I think maybe part of it too is how in the beginning, he seemed more...I don't know, detached. Like I didn't get the sense he tended to get as connected to his clients as MC or even ex-T. But then, just the past few weeks, I've felt really connected to him. It's like there's something different in how he interacts with me, particularly as I'm leaving. This probably sounds silly, but his "Have a good Christmas," just felt so warm to me. And then his recent lengthy response to my e-mail... and how he's been the past few sessions.

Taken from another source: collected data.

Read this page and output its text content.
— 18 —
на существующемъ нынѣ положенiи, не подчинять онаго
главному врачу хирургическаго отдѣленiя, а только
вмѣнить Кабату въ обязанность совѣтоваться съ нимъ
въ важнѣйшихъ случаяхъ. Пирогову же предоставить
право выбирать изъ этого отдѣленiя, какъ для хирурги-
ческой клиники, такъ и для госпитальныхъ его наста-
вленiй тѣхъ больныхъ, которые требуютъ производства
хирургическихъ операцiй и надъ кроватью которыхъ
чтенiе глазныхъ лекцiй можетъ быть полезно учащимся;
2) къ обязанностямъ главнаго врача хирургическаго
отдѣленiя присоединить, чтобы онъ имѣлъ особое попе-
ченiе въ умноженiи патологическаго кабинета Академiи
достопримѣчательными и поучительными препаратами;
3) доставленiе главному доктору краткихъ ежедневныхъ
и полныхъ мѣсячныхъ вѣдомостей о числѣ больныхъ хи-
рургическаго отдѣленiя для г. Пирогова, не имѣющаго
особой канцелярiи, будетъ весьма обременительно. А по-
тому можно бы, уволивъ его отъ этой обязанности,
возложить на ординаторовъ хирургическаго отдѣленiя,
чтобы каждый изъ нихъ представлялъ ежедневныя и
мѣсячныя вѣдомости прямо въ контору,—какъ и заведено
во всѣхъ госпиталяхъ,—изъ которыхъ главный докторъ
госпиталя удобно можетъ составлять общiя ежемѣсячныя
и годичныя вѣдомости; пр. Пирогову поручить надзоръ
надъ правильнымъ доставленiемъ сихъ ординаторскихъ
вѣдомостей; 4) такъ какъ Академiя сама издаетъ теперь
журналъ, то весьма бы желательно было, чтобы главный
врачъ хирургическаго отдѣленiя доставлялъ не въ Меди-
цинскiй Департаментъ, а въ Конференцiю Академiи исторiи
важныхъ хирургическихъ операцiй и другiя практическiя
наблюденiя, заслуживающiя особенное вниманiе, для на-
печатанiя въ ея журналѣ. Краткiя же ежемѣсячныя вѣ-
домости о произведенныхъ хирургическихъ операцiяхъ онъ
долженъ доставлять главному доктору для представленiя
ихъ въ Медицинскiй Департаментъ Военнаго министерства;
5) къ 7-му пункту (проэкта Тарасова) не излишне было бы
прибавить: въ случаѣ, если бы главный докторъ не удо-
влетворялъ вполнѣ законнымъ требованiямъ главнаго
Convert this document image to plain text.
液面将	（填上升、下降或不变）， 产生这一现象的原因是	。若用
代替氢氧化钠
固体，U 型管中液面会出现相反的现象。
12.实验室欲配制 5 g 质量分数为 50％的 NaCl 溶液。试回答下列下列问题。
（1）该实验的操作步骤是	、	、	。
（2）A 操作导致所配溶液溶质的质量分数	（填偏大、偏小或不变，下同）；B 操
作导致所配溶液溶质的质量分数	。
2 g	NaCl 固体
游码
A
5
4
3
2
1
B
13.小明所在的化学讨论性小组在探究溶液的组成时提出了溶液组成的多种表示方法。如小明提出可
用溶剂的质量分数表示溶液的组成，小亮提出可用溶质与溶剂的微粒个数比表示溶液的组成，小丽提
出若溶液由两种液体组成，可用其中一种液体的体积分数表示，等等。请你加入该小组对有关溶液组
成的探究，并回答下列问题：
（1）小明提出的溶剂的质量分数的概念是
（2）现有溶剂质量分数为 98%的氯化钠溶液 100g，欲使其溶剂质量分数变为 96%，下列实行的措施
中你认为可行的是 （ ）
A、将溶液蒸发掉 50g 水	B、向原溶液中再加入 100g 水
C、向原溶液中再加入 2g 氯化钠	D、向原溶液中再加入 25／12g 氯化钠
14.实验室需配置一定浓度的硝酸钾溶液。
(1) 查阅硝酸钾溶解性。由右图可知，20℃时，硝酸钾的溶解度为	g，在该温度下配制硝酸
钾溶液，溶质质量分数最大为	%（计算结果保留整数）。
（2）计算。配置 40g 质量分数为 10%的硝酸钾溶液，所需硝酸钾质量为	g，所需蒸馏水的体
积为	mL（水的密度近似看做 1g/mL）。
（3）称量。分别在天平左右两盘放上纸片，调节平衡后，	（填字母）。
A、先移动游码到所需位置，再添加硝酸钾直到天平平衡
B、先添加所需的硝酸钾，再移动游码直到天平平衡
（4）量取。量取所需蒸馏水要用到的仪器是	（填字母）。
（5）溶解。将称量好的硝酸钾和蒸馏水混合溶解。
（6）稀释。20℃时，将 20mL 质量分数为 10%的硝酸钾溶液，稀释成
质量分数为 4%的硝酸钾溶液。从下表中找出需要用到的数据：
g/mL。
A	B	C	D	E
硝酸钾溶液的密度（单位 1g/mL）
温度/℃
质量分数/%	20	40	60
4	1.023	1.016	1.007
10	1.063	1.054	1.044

Maybe my first impression of him was just wrong. Maybe I put too much weight on ex-T's comment about how T had once said to her, when she seemed stressed, "Don't work so hard!" (they used to work together). I took that to mean that T didn't care about clients as much as ex-T. But then, when I mentioned that comment to T, he said he had no memory of saying it, how it was probably just some random thing he said without much meaning. (It's entirely possible, too, that it was more ex-T--who has basically admitted to countertransference--reacting to my seeing someone else and trying to share negative stuff about him...)

And an e-mail he sent a few weeks into my seeing him made me think that maybe he was just an arrogant d-bag...I think it's just confusing seeing how he's proved that impression wrong. Like, could he actually be this really caring guy who will be there for me as much as he can, within his clearly defined boundaries?
But, didn't MC back off about any sort of individual sessions about your feelings after you talked about loving him? Or am I making that up?